Met de Obama regering komt er ook een nieuwe minister van arbeid en de Nationale Alliantie hoopt op positieve veranderingen. Ai-jen Poo legde uit: "In de planning ligt samenwerking met onze internationale bondgenoten om samen vorm te geven aan het eerste congres van de International Labour Organization (ILO) over Domestic Workers in 2010. Dat moet nog met de leden worden bediscussieerd. We hopen de diversiteit van taal en cultuur te verstevigen. Een ruimte binnenlopen, waar je een koptelefoon voor de vertaling op moet zetten, blijft natuurlijk een drempel om actief mee te doen. Maar er was veel onderling respect voor de verschillen in taal. Op het congres werden zeker vijf talen gesproken, waarschijnlijk meer."
"Er werd veel vertaald", voegde Emma toe, een jonge vrouw uit El Salvador. Natuurlijk is het makkelijker om een band te vormen, wanneer iedereen dezelfde taal spreekt, dat heeft iets speciaals en warms.

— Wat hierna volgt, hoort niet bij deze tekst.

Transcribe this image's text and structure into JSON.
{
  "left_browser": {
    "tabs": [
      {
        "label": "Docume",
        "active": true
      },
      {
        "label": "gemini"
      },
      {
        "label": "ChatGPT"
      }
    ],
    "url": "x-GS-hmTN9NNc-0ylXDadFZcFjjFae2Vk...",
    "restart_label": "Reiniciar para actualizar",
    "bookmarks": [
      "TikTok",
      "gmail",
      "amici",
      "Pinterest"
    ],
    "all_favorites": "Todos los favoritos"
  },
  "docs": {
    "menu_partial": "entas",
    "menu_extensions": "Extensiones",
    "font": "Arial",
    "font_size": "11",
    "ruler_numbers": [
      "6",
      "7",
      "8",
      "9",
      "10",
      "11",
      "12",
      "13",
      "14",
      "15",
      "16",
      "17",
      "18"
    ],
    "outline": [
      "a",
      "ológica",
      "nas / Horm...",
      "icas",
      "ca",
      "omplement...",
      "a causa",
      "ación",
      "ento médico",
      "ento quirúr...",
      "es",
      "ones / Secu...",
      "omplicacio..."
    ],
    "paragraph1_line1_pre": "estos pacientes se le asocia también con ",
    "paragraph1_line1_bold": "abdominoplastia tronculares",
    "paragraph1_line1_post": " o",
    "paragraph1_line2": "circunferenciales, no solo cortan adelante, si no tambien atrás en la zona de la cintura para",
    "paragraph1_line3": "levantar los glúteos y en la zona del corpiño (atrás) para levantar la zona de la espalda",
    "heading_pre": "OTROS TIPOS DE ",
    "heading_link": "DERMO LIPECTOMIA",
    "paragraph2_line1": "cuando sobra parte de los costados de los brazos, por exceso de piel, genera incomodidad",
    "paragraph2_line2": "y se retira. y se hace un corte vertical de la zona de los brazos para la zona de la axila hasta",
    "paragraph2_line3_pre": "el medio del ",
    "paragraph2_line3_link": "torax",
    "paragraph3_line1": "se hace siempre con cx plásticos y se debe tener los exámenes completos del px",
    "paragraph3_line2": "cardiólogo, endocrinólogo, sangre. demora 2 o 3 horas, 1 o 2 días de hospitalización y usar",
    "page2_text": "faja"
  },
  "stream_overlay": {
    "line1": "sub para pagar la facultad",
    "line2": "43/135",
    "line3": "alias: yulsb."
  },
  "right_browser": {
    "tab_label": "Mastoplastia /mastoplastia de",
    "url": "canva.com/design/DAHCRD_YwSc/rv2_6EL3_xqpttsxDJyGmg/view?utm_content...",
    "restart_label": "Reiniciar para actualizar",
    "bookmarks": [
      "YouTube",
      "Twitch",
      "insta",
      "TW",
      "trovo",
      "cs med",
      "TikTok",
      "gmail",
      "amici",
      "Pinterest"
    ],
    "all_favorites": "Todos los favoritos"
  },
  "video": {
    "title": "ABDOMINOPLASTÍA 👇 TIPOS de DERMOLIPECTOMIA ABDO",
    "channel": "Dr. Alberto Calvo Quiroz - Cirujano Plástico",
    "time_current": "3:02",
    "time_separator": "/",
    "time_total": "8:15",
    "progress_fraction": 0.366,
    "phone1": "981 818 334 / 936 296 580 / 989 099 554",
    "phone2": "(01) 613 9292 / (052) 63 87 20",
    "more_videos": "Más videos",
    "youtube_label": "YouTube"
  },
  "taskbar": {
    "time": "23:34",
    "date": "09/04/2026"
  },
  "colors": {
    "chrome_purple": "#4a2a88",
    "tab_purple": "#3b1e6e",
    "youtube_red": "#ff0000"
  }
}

Maar tijdens de pauzes, wanneer we iets aten of koffie dronken, was die warmte er ook. We waren daar samen als zusters, we lachten en omhelsden elkaar."
"We vechten allemaal voor hetzelfde. Taal maakt niet uit, we hebben dezelfde problemen", zei Maria. "Het doel van het congres was communicatie, uitvinden hoe we verder moeten met het bouwen van de breedst mogelijke eenheid."
"Het spannendst is", sloot Ai-jen aan, "het idee dat we een hele groep van werkende, gekleurde vrouwen kunnen opzetten die terugvoert tot de slavernij en de uitsluiting van landarbeiders. Wij zijn onderdeel van de arbeidersbeweging, van de vrouwenbeweging en de beweging voor rechten voor immigranten. Wij kunnen een brug zijn tussen deze verschillende stromingen en deze versterken. En vooral, wij kunnen de vakbeweging nieuw leven in blazen."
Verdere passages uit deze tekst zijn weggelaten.